Although they have not been empirically validated, families have reported the benefits of arousal regimens, such as those implemented by Dr. Ted Freeman (e.g., Coma activation therapy).
This intensive therapy involves family members taking the patient through a controlled auditory, visual and physical stimulation regimen for up to six hours daily.
Forecast (prospects for recovery)
Many patients spontaneously emerge from VS / UWS within a few weeks. Some people gradually improve, while others remain in a deteriorated state of consciousness for years. Many people never regain consciousness.
Chances of recovery depend on the extent of the brain injury and age, and younger patients have a better chance of recovery than older patients.
Adults have about a 50 percent chance, and children have a 60 percent chance of regaining VS / UWS consciousness within the first six months of a traumatic brain injury.
The recovery rate for non-traumatic injuries, such as strokes, drops during the first year.

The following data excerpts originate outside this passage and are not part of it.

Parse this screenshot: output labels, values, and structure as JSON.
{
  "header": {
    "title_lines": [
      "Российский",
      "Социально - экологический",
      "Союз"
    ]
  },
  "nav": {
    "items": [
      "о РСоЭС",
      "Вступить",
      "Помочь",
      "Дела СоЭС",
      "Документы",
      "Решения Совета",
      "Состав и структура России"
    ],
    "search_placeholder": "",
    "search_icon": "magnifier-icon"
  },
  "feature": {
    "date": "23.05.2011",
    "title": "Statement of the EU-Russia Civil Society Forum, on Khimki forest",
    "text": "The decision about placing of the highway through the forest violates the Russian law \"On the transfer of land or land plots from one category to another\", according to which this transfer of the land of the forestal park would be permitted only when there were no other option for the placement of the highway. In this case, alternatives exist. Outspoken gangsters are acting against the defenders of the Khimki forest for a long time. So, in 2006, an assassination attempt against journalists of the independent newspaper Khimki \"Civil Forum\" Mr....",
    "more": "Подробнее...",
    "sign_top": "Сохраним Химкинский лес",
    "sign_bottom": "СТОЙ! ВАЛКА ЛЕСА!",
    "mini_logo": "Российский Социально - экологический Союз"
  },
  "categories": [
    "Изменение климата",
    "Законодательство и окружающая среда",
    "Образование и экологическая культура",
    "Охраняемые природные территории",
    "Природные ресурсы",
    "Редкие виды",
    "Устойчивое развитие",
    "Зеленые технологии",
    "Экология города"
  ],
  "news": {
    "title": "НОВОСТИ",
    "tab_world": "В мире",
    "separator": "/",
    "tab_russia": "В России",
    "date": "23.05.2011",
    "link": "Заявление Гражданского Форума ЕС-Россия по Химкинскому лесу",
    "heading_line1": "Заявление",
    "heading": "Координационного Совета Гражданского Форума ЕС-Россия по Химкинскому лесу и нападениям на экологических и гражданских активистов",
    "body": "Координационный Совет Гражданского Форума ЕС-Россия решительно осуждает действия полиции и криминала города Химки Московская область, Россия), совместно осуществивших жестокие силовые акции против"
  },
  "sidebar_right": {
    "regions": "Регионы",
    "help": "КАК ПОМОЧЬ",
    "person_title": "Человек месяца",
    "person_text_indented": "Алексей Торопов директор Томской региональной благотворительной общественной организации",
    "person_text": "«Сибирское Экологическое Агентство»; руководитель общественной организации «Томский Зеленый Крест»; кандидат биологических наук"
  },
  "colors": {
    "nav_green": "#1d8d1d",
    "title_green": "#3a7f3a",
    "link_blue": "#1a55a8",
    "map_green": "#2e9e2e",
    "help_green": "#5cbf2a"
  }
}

After this period, the chances of the VS / UWS patient regaining consciousness are meager, and most patients who regain consciousness experience significant disability.
The longer a patient is in VS / UWS, the more severe the resulting disabilities will be.
Some patients who have entered a vegetative state continue to regain a certain degree of consciousness (see Minimally Conscious State). The probability of significant functional improvement for VS / UWS patients decreases with time.